The supposed new cut would affect about 20.000 megawatts of installed power of different technologies (photovoltaic, wind, solar thermal, etc.) at the end of the last decade, under the promise of a remuneration contract of the government for 25 years.

The reform implemented by the former minister Soria (With society to Panama), put some standard conditions to reward all the plants that entered within the specific regime. Unfortunately, many engineers point out that these conditions do not occur in most plants, so the assumed 'reasonable profitability'does not reach the promised 7,38% figure.

“If they cut their pay even more, there will be plants that they won't be able to move on and their business plans will blow up ”, say several experts with knowledge of the photovoltaic business in Spain. 'The problem could extend beyond banks, because after all these years banks that accumulate problem assets of this type may have started to take them off their balance sheet », to reduce the capital requirements demanded by these types of loans.

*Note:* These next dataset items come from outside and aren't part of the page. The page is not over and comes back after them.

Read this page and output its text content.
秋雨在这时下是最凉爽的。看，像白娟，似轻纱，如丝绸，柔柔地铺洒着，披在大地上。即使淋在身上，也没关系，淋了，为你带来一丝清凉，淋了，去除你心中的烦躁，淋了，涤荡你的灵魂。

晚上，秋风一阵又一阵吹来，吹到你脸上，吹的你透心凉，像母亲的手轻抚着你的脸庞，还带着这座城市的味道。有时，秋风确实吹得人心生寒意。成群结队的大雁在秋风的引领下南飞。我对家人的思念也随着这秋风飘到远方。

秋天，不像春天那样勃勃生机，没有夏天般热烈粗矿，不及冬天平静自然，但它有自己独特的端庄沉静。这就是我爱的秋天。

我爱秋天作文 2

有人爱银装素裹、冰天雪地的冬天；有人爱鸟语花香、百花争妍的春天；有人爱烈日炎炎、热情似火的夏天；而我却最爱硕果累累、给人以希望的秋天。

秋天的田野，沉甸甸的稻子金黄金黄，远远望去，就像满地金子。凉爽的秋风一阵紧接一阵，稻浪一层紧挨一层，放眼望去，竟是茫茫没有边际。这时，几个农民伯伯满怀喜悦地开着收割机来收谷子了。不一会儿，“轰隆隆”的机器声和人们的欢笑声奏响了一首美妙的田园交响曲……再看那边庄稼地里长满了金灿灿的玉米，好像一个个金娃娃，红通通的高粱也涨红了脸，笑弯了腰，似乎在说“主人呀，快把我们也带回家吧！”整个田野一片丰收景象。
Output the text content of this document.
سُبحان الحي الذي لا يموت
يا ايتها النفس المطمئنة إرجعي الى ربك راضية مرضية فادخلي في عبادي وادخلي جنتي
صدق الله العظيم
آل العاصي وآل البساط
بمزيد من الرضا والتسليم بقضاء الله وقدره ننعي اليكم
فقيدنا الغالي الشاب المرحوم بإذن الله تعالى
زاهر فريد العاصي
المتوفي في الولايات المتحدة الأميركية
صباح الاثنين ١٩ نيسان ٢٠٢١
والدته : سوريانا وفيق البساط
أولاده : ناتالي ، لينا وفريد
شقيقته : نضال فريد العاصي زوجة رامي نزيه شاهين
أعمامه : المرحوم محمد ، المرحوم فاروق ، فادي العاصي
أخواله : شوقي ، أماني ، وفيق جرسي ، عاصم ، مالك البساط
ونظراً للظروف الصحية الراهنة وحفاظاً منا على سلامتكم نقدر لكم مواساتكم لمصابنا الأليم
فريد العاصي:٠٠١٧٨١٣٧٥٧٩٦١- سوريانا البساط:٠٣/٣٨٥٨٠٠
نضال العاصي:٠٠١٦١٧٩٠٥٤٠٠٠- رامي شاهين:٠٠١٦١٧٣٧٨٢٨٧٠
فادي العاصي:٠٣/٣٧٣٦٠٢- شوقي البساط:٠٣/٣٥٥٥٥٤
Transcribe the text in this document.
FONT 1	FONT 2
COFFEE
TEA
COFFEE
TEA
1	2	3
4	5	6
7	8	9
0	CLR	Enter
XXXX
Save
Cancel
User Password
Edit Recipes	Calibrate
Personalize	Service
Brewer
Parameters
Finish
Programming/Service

This new profitability cut to renewables would add fuel to the various trials that are underway. Do not forget that recently the CIADI condemned Spain before the claim of an international investor, for the successive and repeated cuts in pay at its plants.

If profitability is revised downwards in 2020, investors would have one more reason to report their situation to justice. To try to avoid more problems, there are even state attorneys who would be recommending that profitability be maintained at the current level, something that today does not pass through Minister Nadal's plans. Other sources assure that if the profitability is lowered from the current 7,38%, demands will rain again against the government of Mariano Rajoy.


Leave a Comment

Your email address will not be published. Required fields are marked with *

*

*

  1. Responsible for the data: Miguel Ángel Gatón
  2. Purpose of the data: Control SPAM, comment management.
  3. Legitimation: Your consent
  4. Communication of the data: The data will not be communicated to third parties except by legal obligation.
  5. Data storage: Database hosted by Occentus Networks (EU)
  6. Rights: At any time you can limit, recover and delete your information.